Historians suggest that the Annunciation Church with a refectory was built at the expense of Grand Duke Vasily III in honor of the birth of the long-awaited heir, the future ruler of Ivan IV, begged in the Ferapontov and Kirillov monasteries.

The date of the foundation of the church is described by an inscription carved on a white-stone church-building slab, which says that the temple was founded in 1530 “in the name of the Most Holy Theotokos of the Honorable ea Annunciation with a meal” during the reign of Grand Duke Vasily Ivanovich, “under Archbishop Kiril of Rostov, under the abbot of Ferapontovsky Ferapont”.

The Annunciation Church is the earliest surviving rare type of building in the Russian north, which is also a belfry. The temple is completed by a ringing tier with 5 arched spans and 3 rows of kokoshniks with a drum above it. In the tier of the belfry there is a book depository and a cache. The book depository contained monastic books written "by hand". In addition, bread was located in the basement of the church. The church is slender, one-domed, divided into three tiers, the temple itself occupies the second. The closed vault completes the square volume of the church building.

The appearance of the Church of the Annunciation and the refectory is very simple, the walls are dismembered with shoulder blades and cut through window niches with platbands made of graceful rollers. The powerful one-pillar refectory and the church are raised to a high basement and set in one line - east-west. The refectory is a voluminous, square, single-pillar chamber with four cross vaults. The interior of the refectory is the earliest building of this type that has survived in its original form in the Russian North.

In the buildings of the temple and the refectory, the original system of air ducts (inside the walls) has been preserved, which served to heat the entire volume of the church ensemble. Also preserved are narrow staircases within the walls, which connected the premises of all levels of the temple structure. In the basement of the refectory chamber, one can see the rare, exemplary cleanliness, brickwork of the vaults.

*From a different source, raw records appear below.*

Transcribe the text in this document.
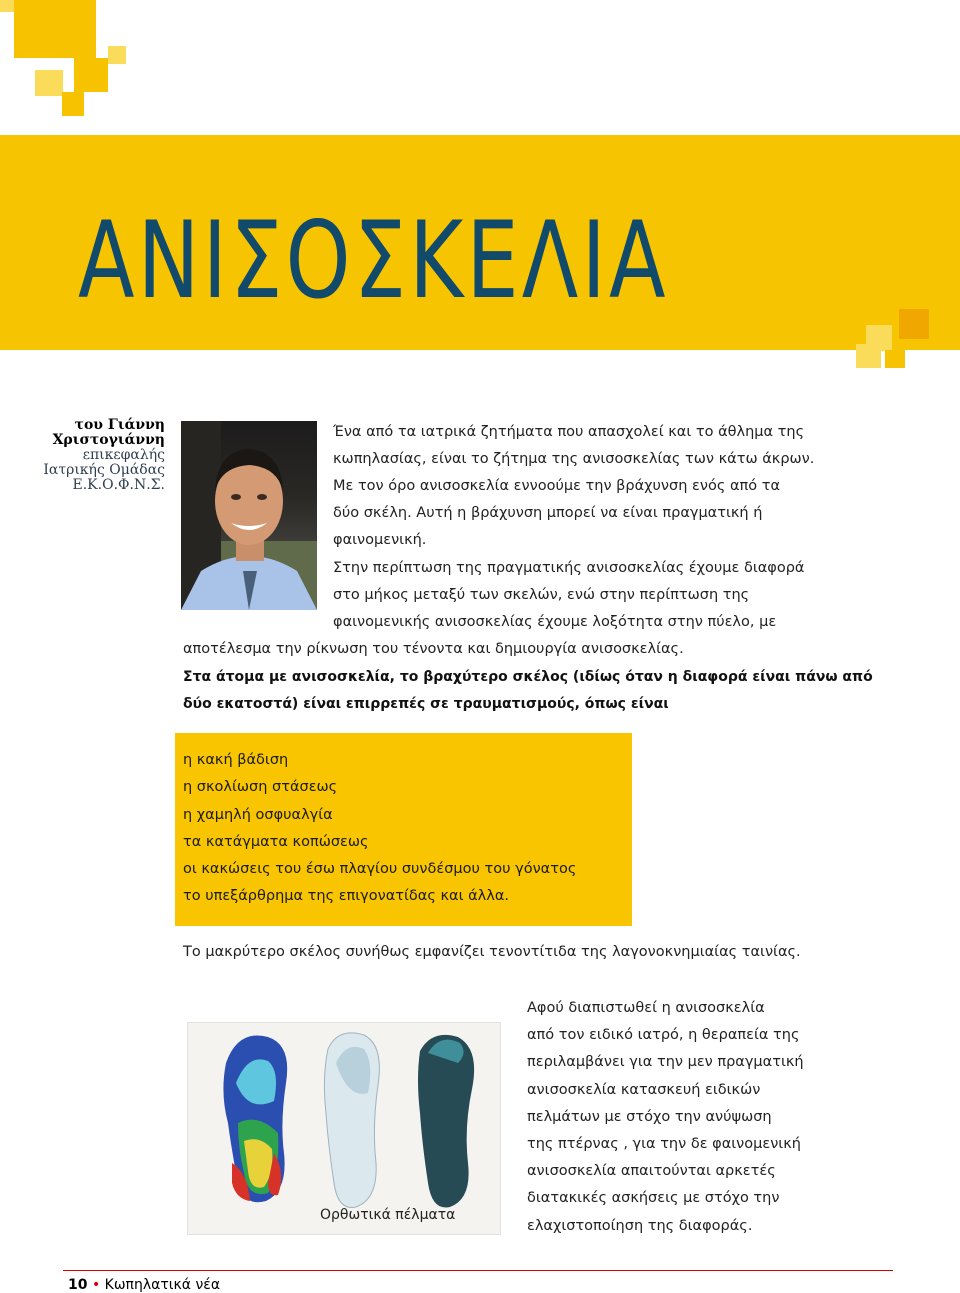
ΑΝΙΣΟΣΚΕΛΙΑ
του Γιάννη
Χριστογιάννη
επικεφαλής
Ιατρικής Ομάδας
Ε.Κ.Ο.Φ.Ν.Σ.
Ένα από τα ιατρικά ζητήματα που απασχολεί και το άθλημα της
κωπηλασίας, είναι το ζήτημα της ανισοσκελίας των κάτω άκρων.
Με τον όρο ανισοσκελία εννοούμε την βράχυνση ενός από τα
δύο σκέλη. Αυτή η βράχυνση μπορεί να είναι πραγματική ή
φαινομενική.
Στην περίπτωση της πραγματικής ανισοσκελίας έχουμε διαφορά
στο μήκος μεταξύ των σκελών, ενώ στην περίπτωση της
φαινομενικής ανισοσκελίας έχουμε λοξότητα στην πύελο, με
αποτέλεσμα την ρίκνωση του τένοντα και δημιουργία ανισοσκελίας.
Στα άτομα με ανισοσκελία, το βραχύτερο σκέλος (ιδίως όταν η διαφορά είναι πάνω από
δύο εκατοστά) είναι επιρρεπές σε τραυματισμούς, όπως είναι
η κακή βάδιση
η σκολίωση στάσεως
η χαμηλή οσφυαλγία
τα κατάγματα κοπώσεως
οι κακώσεις του έσω πλαγίου συνδέσμου του γόνατος
το υπεξάρθρημα της επιγονατίδας και άλλα.
Το μακρύτερο σκέλος συνήθως εμφανίζει τενοντίτιδα της λαγονοκνημιαίας ταινίας.
Ορθωτικά πέλματα
Αφού διαπιστωθεί η ανισοσκελία
από τον ειδικό ιατρό, η θεραπεία της
περιλαμβάνει για την μεν πραγματική
ανισοσκελία κατασκευή ειδικών
πελμάτων με στόχο την ανύψωση
της πτέρνας , για την δε φαινομενική
ανισοσκελία απαιτούνται αρκετές
διατακικές ασκήσεις με στόχο την
ελαχιστοποίηση της διαφοράς.
10 • Κωπηλατικά νέα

In the 19th century, the division into a temple and a refectory was eliminated. The building was united by a common concept: the church turned into an altar, and the refectory - into a pre-altar church part. Until the end of the 20th century, more precisely until the 1990s, the altar had a throne, an altarpiece, an altar, a seven-siren, a full iconostasis with a whole set of icons. Some time ago, something changed here: the iconostasis, altar, Solea, altar, icon cases and even the floor in the altar were removed. The altar has turned into a storage room.

In the refectory there is an exhibition consisting of authentic things of the Monk Martinian, his shrine from the tomb, the abbot's place, a table and chair from the gateway church of Patriarch Nikon, an antimension from the Cathedral of the Nativity of the Virgin, a cross for the consecration of the throne of the gateway church, reversible benches, several earthenware icons of different years. In the basement of the refectory there is an exposition of the folk department "From a sheaf to a sundress". Here are about 20 homemade looms, spinning wheels and other household items of peasants.